When your leads and prospects look like your currently successful clients, the sales team is better equipped to identify the particular data points that they collect as they add something in the pipeline. From there, the data captured in Salesforce shows them that if they’ve been previously successful with these 50 clients and they know that these 100 prospects have very similar makeups, they have a higher likelihood of success. The team also becomes more engaged as they recognize the type of conversation they’ll need to have, the products they can position, and the type of person or the role to target to get in the door.
Rather than directly prospecting the CEO, or the CFO, they may identify the best entry point based on past successes (tracking COI referrals in CRM) is to go to their network of Centers of Influence (COIs) and get a warm introduction. And that’s how you not only acquire, but retain B2B customers in the banking industry.
Aligning sales and marketing
Traditionally, marketing teams and sales teams don’t get along. Marketers have a harder time getting buy-in from salespeople, who often feel like marketing campaigns distract from the conversations they need to be happening. Shared data between teams makes it easier to align efforts and maximize both teams’ capabilities. With Salesforce, marketing can track persona activities, product mixes, and business trends to help inform sales on what a client or prospect has going on.
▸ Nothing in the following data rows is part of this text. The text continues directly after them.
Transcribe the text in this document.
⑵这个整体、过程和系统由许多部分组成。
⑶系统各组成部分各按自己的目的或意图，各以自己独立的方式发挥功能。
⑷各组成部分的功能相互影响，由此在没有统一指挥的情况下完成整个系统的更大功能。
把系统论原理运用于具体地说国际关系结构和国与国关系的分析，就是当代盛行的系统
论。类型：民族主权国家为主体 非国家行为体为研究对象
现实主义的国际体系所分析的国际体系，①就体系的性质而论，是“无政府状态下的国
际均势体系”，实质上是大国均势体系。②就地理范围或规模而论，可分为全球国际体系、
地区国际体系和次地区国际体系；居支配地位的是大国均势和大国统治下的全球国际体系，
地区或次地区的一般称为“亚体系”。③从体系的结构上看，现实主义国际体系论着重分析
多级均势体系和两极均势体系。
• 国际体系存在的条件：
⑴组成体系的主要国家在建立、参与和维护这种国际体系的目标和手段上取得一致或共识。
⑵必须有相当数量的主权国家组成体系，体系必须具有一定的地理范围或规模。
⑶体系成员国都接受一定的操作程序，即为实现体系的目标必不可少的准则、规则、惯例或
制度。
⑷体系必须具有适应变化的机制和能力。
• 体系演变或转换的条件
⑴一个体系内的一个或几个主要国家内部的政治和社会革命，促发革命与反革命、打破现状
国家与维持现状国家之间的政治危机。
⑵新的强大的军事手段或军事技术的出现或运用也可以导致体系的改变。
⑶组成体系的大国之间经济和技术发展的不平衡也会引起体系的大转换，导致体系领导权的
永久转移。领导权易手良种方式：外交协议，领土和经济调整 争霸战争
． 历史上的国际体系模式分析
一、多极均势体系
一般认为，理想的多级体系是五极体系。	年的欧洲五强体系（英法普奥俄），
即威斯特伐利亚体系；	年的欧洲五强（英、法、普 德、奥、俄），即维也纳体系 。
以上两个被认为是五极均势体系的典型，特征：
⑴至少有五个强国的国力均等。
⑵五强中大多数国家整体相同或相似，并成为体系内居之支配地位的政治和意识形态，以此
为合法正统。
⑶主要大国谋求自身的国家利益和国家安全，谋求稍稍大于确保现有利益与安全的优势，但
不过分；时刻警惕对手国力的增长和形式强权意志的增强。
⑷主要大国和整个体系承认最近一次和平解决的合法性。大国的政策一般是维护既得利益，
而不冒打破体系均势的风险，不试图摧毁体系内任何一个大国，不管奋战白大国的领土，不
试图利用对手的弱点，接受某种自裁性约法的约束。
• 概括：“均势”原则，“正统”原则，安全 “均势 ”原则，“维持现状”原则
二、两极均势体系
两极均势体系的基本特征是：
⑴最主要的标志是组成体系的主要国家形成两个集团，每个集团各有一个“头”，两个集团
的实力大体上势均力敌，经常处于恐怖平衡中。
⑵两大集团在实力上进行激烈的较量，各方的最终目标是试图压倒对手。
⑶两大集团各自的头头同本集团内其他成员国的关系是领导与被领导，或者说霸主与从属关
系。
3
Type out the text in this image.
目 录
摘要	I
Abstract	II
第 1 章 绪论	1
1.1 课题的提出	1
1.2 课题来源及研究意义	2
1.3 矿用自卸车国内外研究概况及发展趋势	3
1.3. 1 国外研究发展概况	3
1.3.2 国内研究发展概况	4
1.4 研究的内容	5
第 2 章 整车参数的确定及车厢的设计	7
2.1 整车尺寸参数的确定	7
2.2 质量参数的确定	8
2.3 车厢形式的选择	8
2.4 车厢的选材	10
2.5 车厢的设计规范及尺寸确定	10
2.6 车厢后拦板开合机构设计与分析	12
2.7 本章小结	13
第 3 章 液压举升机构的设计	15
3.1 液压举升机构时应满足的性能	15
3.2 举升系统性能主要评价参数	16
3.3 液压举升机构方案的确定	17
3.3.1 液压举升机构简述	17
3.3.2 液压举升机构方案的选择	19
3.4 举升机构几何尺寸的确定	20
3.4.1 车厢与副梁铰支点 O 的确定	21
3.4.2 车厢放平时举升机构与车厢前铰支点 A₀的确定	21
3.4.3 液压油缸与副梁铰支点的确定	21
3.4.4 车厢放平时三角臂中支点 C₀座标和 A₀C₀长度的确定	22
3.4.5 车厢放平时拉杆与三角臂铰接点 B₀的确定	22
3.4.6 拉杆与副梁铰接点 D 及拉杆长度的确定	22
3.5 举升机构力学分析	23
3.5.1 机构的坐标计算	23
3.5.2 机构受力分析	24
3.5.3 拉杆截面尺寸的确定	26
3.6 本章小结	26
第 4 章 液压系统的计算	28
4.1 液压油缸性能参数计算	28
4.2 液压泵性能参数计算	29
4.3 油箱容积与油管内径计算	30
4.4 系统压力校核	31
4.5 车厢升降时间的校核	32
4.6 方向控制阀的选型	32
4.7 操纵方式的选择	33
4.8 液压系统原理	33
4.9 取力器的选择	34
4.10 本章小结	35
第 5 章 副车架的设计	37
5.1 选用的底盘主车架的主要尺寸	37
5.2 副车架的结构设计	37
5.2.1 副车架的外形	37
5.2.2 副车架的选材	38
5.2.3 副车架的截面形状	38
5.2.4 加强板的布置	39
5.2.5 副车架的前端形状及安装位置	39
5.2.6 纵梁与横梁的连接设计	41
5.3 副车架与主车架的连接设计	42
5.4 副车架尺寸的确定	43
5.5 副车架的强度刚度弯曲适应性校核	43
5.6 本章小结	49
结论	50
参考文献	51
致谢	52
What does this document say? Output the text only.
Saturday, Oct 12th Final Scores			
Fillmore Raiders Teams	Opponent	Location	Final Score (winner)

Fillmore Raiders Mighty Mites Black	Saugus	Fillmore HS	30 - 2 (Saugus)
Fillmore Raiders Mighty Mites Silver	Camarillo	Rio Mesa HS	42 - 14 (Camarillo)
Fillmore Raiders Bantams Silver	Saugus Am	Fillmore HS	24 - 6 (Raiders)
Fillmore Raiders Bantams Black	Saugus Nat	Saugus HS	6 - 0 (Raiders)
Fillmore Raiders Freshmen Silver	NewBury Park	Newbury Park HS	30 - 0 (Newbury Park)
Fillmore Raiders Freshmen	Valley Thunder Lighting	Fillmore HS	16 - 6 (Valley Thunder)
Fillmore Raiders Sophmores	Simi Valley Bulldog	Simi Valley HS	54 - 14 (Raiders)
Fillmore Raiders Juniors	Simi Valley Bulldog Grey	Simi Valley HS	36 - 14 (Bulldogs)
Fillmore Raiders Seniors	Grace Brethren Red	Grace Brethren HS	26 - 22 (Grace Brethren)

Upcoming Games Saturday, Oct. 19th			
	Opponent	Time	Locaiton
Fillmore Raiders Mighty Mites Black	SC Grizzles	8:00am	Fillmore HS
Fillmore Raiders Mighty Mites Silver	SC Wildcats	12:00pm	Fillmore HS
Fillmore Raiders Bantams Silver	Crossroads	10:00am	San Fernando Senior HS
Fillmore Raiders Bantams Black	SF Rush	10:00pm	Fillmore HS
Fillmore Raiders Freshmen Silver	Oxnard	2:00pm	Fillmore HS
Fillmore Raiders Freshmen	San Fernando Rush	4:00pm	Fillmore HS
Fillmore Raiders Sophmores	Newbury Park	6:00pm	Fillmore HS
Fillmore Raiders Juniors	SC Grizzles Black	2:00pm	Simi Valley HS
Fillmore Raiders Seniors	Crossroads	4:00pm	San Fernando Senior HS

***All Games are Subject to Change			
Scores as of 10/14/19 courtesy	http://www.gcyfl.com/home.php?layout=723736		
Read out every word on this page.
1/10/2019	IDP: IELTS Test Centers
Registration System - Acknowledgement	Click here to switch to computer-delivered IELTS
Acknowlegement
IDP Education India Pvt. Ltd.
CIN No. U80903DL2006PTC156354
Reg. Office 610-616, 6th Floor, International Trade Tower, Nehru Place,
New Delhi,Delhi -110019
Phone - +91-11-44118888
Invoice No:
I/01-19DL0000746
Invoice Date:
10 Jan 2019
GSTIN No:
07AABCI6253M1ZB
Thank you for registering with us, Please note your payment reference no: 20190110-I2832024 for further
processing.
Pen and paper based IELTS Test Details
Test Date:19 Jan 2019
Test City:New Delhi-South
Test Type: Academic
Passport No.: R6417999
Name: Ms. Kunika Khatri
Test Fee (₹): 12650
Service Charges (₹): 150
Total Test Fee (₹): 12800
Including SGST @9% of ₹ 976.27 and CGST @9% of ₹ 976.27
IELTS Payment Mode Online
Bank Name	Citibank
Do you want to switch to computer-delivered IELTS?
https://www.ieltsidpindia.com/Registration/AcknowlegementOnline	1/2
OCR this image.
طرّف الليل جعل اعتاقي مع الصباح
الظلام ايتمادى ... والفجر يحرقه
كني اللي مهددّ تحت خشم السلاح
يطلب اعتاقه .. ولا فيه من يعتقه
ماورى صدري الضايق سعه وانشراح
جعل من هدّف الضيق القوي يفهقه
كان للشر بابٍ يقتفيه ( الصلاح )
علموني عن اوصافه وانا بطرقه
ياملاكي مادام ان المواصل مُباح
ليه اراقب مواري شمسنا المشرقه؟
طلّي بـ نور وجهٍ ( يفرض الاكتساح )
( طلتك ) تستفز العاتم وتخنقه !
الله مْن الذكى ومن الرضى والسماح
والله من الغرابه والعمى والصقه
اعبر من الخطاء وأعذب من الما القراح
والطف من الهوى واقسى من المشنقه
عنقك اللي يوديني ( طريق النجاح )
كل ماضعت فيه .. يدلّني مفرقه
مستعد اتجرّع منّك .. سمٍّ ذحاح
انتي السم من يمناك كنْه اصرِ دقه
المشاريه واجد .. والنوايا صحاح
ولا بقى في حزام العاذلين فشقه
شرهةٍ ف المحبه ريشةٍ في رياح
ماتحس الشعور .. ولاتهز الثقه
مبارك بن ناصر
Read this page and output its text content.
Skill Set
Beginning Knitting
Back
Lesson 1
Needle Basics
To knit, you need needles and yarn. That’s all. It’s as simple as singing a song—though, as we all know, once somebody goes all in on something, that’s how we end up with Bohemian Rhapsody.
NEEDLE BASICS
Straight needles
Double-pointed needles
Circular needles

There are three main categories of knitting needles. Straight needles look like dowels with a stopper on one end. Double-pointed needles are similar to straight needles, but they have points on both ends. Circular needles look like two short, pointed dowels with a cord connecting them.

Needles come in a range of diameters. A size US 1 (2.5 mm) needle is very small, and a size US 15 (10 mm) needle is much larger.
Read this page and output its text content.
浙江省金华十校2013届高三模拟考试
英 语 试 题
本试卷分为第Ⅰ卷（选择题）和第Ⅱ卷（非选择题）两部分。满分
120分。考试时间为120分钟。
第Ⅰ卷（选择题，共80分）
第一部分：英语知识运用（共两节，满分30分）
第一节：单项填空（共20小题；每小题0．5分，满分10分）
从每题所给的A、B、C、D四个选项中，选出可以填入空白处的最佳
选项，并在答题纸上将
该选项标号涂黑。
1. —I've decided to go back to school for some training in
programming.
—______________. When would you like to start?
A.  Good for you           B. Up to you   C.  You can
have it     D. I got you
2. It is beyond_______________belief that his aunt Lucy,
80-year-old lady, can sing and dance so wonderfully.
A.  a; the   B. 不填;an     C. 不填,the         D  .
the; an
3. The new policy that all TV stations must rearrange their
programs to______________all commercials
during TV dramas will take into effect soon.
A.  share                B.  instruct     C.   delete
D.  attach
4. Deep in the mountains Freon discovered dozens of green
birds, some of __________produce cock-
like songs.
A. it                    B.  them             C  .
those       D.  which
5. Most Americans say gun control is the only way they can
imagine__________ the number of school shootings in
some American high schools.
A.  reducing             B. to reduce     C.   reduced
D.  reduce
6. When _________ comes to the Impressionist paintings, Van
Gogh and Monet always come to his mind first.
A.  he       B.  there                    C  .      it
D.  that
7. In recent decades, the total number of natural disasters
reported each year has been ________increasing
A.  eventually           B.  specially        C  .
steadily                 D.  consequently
And sales has visibility into the research and real-time results, which gives them a better understanding of the why behind the marketing collateral they’re given.
Sales can stay focused on trying to prioritize the right leads at the right time — using marketing data to understand where to prioritize and why. And marketing uses that data to help support sales in other ways, such as by engaging leads through softer digital ads or inviting them to events based on sales making that first contact.
Or perhaps they build a nurture campaign designed to get prospects to reach out — tailoring the messaging to an industry’s specific pain points or struggles. Marketing can put in the pre-work to cut a couple of weeks off of a sales cycle, create a door to meet the right connection, and cut down prospecting meetings to one or two phone calls versus 20 or 30 phone calls. When the two teams work as one, acquiring and retaining B2B customers in the banking industry becomes that much more efficient.